What competitive siblings do you know who would ever let the other win at anything, let alone the semis at Wimbledon? Why would the father of a teenager as enormously gifted as Venus Williams risk the trust of his kids (as well as certainly ruining any sense of accomplishment for his oldest daughter) by telling Serena to tank? It's idiotic.

No respectable journalist should report a story like this, because unless Richard told them, how could they possibly know? If you don't know it to be true, it's just mean-spirited character assassination. With professional ethics as out of date as a cavalry charge, none of this stopped the press from picking up a National Inquirer, "Martians abduct Hillary Clinton"-type tale and running the story into the ground.

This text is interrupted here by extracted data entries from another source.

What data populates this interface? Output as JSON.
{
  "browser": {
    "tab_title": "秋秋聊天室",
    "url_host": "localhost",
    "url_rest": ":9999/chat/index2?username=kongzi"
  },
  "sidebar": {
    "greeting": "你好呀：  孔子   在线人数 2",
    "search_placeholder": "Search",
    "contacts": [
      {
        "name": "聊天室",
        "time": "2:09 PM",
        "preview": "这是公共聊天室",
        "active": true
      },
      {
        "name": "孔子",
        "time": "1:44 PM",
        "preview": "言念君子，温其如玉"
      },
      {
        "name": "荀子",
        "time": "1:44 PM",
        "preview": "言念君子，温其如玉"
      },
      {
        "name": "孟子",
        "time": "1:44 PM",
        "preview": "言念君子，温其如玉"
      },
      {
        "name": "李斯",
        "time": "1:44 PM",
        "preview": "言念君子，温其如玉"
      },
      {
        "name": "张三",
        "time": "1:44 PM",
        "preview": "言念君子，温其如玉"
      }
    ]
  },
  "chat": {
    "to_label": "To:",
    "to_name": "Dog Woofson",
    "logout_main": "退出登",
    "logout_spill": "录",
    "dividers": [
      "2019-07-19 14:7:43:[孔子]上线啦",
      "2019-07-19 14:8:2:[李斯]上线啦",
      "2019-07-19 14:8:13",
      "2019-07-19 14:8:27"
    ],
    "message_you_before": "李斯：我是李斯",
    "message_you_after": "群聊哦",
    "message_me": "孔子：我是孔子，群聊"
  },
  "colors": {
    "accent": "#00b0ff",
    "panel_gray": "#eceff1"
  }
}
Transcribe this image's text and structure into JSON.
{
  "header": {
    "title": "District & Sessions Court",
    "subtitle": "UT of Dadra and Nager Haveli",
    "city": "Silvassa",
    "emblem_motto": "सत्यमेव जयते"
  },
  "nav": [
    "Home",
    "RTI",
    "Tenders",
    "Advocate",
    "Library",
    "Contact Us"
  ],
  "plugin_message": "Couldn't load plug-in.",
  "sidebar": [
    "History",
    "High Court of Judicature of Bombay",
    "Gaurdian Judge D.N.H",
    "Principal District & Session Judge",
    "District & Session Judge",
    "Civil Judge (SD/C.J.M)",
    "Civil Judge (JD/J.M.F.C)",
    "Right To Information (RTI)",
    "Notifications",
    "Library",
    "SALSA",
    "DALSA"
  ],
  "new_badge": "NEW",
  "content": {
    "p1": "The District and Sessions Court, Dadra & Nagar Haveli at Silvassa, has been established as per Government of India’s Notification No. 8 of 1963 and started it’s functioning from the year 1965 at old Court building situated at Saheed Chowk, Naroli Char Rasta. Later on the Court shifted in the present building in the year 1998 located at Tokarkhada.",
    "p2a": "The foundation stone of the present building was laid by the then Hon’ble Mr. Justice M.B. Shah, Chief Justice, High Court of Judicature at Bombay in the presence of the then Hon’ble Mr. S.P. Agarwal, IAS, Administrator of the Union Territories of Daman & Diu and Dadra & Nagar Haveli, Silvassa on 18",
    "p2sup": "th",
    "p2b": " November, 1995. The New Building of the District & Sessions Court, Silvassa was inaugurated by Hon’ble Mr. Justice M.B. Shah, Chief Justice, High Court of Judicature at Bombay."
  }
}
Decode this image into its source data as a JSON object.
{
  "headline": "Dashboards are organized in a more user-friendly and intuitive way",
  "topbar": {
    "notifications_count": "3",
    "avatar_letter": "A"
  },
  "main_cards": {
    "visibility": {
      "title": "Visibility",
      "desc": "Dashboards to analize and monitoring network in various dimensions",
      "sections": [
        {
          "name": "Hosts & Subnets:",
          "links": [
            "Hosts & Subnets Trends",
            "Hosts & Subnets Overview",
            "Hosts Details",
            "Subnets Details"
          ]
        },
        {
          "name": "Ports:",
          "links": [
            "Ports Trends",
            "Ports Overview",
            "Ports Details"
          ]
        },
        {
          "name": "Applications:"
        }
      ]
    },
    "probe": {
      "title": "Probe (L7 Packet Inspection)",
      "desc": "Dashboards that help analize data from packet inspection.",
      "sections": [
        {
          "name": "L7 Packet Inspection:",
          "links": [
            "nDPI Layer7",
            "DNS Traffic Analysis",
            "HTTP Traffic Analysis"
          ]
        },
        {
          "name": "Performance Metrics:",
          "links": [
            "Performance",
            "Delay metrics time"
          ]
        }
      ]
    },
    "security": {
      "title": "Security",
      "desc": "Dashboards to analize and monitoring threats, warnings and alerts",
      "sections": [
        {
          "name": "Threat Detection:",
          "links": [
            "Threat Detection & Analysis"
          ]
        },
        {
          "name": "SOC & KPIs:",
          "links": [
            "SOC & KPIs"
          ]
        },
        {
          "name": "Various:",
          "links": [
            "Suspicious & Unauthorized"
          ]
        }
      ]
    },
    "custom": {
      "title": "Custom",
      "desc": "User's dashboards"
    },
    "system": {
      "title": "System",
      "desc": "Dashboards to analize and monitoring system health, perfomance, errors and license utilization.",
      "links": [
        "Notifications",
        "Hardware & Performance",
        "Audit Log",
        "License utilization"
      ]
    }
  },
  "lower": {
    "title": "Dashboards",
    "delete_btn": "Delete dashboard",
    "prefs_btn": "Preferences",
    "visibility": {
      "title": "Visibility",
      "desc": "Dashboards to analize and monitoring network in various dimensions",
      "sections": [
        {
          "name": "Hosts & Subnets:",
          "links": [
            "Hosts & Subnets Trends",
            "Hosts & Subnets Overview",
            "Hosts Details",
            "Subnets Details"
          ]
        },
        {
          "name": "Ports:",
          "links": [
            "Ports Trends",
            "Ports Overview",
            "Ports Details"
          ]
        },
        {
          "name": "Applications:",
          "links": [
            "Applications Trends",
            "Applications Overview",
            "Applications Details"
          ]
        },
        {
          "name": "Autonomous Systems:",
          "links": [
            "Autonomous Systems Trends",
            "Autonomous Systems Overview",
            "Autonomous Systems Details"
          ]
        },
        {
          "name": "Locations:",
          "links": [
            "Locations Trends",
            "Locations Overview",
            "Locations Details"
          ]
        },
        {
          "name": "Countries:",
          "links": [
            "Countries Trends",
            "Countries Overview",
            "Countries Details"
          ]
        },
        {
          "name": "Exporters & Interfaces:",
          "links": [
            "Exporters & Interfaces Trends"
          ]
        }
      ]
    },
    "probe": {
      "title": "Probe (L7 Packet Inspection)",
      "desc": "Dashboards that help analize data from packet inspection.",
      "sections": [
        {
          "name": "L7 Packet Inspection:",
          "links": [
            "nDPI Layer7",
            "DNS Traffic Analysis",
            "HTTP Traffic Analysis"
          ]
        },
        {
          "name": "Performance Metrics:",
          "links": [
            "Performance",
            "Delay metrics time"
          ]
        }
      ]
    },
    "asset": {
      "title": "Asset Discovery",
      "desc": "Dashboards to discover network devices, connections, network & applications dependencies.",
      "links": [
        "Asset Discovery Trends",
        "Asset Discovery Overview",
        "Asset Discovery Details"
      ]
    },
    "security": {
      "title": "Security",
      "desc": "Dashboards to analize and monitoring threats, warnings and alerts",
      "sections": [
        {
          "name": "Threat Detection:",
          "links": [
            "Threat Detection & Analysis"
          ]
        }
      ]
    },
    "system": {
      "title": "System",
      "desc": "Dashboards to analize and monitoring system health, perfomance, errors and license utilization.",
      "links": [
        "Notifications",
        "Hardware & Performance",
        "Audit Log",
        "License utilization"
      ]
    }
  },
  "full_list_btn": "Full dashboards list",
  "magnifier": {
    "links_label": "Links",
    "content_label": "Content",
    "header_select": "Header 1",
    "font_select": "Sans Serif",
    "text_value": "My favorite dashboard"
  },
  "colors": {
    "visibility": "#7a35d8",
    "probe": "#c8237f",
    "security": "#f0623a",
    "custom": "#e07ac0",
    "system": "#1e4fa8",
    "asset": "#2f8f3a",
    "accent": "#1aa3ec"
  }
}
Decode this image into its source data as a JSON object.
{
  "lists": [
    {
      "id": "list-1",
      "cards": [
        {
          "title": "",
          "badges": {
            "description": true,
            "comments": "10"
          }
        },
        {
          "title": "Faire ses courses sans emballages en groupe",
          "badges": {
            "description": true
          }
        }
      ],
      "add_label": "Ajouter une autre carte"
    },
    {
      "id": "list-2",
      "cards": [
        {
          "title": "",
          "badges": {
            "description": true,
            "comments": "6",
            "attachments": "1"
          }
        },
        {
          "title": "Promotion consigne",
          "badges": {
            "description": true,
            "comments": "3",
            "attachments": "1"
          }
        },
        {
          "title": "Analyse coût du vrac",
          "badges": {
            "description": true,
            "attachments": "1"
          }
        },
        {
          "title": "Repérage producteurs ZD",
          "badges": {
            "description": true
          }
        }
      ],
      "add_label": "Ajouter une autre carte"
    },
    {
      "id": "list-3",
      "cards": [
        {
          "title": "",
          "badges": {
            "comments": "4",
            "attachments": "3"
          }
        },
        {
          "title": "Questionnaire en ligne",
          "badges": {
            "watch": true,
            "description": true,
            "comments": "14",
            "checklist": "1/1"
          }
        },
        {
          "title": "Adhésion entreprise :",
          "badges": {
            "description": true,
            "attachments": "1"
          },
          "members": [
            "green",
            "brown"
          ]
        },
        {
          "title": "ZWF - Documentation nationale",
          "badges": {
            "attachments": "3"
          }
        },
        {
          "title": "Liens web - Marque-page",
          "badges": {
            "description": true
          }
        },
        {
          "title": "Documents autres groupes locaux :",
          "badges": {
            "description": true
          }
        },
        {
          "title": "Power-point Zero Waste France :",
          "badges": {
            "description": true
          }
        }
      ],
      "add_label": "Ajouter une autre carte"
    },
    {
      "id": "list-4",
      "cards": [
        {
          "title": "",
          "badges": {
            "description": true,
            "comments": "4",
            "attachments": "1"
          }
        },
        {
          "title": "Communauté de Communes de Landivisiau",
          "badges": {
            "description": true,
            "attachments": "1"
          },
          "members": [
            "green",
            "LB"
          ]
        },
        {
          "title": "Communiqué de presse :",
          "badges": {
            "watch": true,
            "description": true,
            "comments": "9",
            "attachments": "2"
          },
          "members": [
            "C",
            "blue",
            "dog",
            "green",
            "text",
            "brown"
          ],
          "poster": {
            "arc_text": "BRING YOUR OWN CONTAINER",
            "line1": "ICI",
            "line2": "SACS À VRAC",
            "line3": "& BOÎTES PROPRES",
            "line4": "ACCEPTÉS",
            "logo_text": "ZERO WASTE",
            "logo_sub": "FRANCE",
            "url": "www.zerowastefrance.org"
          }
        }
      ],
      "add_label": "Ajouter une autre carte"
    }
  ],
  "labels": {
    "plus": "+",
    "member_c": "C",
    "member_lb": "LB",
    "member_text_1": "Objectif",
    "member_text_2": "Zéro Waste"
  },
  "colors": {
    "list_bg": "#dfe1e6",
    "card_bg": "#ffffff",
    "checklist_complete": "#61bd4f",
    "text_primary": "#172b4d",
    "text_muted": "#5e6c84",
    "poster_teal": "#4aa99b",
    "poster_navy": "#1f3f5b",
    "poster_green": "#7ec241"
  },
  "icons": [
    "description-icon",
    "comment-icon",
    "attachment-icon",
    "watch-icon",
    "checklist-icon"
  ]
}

While I'm in the mood, Chris Evert's repetitive racial stereotyping of the Williams sisters on NBC was stunning. As Venus Williams was stomping all over the No.1 player in the world -- yanking Martina Hingis around the court like a spastic puppet -- Evert repeatedly portrayed the very white Hingis as the intelligent, cagey, court-wise counterpuncher, while Williams was the big, strong, usually out of control "athlete," a polite way of saying black. As if those nasty slice serves pulling Hingis 20 feet off the court, followed by down-the-line kills into the open court, were somehow fortunate genetic gifts. Maybe Chris, a great player in her day, was seeing herself being pushed around the court by a bigger, faster, stronger, and just-as-smart opponent, and helpless (as Hingis was) to do anything about it. When Venus and Serena met the next day, Evert often cited the wonderful athletic ability of the sisters, while criticizing their "sloppy" play. Personally, I didn't think it was sloppy at all. This was great stuff. I've been watching tennis for 30 years, and I've never seen women play that way. The final against Davenport was more of the same. Lindsey -- smart/ clever/white -- against the athlete. Somehow Evert made it seem so damn unfair ... Venus picking on poor injured Lindsey (the most devastating ball striker on the woman's circuit) that way.

In politically correct America, I can't believe NBC missed this one. Evert might as well start discoursing on the Williams sisters' secret weapon: a diet of fried chicken and watermelon. Whatever. She better get used to seeing the Williams sisters, though. They're already the best female players in the world.

And speaking of idiots ... there's me! A couple of weeks back I went on about how Sampras and Agassi were at the end of the tennis road. "They'll be lucky," I pontificated, "to win one more Grand Slam between them." Righto, as the say in England. In the finals, The Pistol was magnificent against a worthy opponent, Patrick Rafter. His diamond-solid all-court game combined with that devastating serve may make him a grass-court threat at 40. Andre made it to the semis before succumbing to Rafter in five sets. Agassi's outstanding all-around game, allied with his extraordinary mental toughness and outstanding physical conditioning, make him a real threat as long as there are so many one-dimensional, unmotivated players out there.